Genre Crossing

Thanks for hosting me today.

As I’m gearing up for approaching edits for One Word, which is book 3 of my contemporary fantasy series Hidden Places, I find myself thinking about books that cross several genres.

How do I promote a book which is a contemporary romance with a bit of mystery detective thrown in, which takes place in a fantasy series, but isn’t really fantasy?

In the meantime I figured I’d blog about genre crossing.

I love books which cross several genres. Many times when I’m shelving at the library I come across books which are catalogued as general fiction but also have an element of genre such as fantasy, SF, romance and mystery detective about them. Historicals—although they are their own genre—are shelved as general fiction in our library.

I’ve always had a weakness for stories which take elements from several genres. For example, I love historical stories, but add a touch of time travel to the plot, and I’m hooked. I’m a big fan of ‘fish out of water’ scenarios, so enjoy reading about a hero or heroine who is not in the time period they’re originally from. They will notice things that others won’t, and if they’re from the future it can raise the stakes the tension if they know what is coming. Often these characters find themselves regretting they hadn’t paid attention during history class.

Add in a dash of romance, and it quickly becomes more than will they, won’t they, as the risk of changing history brings with it the chance that time traveller has just destroyed any chance of going home. If home still exists that is… or maybe they were always meant to return to that time, and this is already recorded history.

I blame Doctor Who for a lot of my time travel obsession, and the second Doctor’s companion Jamie McCrimmon for my weakness for stories set in 1746 during the second Jacobite rebellion in Scotland. Needless to say, I’ve read every Outlander story by Diana Gabaldon….

A mystery detective story that takes place on an alien planet, or a time in the distant future is a wonderful opportunity for the world building found within SF and fantasy within the tropes of a different genre. Ditto if it’s a mystery detective in a historical setting. Thinking about it, most of my favourite mystery detective stories have an historical setting, although I’ve enjoyed contemporary stories in that genre too.

Except the last contemporary detective book I read did have a healthy helping of the supernatural and bordered on horror… And the one before that is really fantasy although the detective in question is a trainee wizard…

By now you’ve probably figured why I’ve written a novel that crosses genres. I write stories I want to read, or I figure what’s the point? But in saying that, I do also enjoy stories that don’t wander through genres quite as much as the scenarios I’ve mentioned above. That’s a lot of the appeal of crossing them over—taking genres I enjoy reading and writing, and taking that ‘what-if’ just a little further.
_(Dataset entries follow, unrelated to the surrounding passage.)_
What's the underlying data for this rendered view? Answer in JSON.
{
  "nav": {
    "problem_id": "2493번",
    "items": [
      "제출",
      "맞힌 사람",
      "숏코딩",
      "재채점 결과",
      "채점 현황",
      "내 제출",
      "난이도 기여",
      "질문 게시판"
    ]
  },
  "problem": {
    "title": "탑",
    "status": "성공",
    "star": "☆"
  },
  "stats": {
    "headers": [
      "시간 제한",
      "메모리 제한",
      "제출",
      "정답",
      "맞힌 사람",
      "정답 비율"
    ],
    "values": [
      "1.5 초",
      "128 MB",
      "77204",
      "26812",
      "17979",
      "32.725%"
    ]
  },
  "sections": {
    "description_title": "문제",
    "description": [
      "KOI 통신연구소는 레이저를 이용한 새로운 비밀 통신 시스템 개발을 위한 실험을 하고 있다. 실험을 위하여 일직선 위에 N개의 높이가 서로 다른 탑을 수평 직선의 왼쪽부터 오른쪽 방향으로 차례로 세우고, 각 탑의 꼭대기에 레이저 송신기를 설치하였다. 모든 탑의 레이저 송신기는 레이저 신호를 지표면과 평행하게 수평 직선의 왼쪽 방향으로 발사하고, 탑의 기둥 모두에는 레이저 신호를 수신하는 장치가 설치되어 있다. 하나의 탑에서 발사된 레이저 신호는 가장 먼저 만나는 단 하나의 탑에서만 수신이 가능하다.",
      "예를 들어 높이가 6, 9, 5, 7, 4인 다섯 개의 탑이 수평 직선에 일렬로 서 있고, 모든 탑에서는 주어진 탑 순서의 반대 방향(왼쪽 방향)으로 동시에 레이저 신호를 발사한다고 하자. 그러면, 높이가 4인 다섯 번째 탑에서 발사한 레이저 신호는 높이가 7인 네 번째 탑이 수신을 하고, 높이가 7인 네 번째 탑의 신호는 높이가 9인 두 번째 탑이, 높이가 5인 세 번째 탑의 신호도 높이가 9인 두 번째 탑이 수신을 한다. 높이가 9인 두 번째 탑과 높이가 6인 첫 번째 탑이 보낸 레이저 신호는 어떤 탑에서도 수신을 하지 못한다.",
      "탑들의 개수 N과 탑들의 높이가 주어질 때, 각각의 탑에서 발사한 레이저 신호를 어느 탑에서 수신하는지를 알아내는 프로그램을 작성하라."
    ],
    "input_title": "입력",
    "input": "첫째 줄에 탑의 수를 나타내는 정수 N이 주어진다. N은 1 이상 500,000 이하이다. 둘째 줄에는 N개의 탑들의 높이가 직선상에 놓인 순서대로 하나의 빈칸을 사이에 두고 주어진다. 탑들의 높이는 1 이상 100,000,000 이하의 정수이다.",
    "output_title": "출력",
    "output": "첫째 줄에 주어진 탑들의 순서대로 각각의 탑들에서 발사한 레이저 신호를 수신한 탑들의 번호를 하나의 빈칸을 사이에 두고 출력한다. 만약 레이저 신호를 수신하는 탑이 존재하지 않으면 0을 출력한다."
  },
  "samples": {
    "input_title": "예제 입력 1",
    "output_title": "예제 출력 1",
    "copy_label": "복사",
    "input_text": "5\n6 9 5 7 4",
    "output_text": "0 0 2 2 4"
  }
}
I’d love any recommendations of stories that cross genres, and any ideas as to how to promote a book that doesn’t behave itself and stick to one genre.

5 Responses

  1. May’s Blog Post at Love Bytes Reviews – Genre Crossing | Drops of Ink

    […] monthly post at Love Bytes Reviews for May is about Genre Crossing ie books that cross genres. I’d love some recommendations […]

  2. Lisa
    Lisa at |

    Of course if you haven’t already read: Jordan L. Hawk’s Whyborne & Griffin series is historical, mystery, pararnormal & maybe some fantasy thrown in for good measure. Jordan Castillo Price’s PsyCop series is kind of urban fantasy/mystery/paranormal/romance. If you like audiobooks I recommend them for both series.

  3. 16forward
    16forward at |

    Lisa those are great recommendations. I loved ‘Oleander House’ by Ally Blue. Paranormal… Romance… Mystery… Bordering on horror. Wonderful characters, plot and very well written.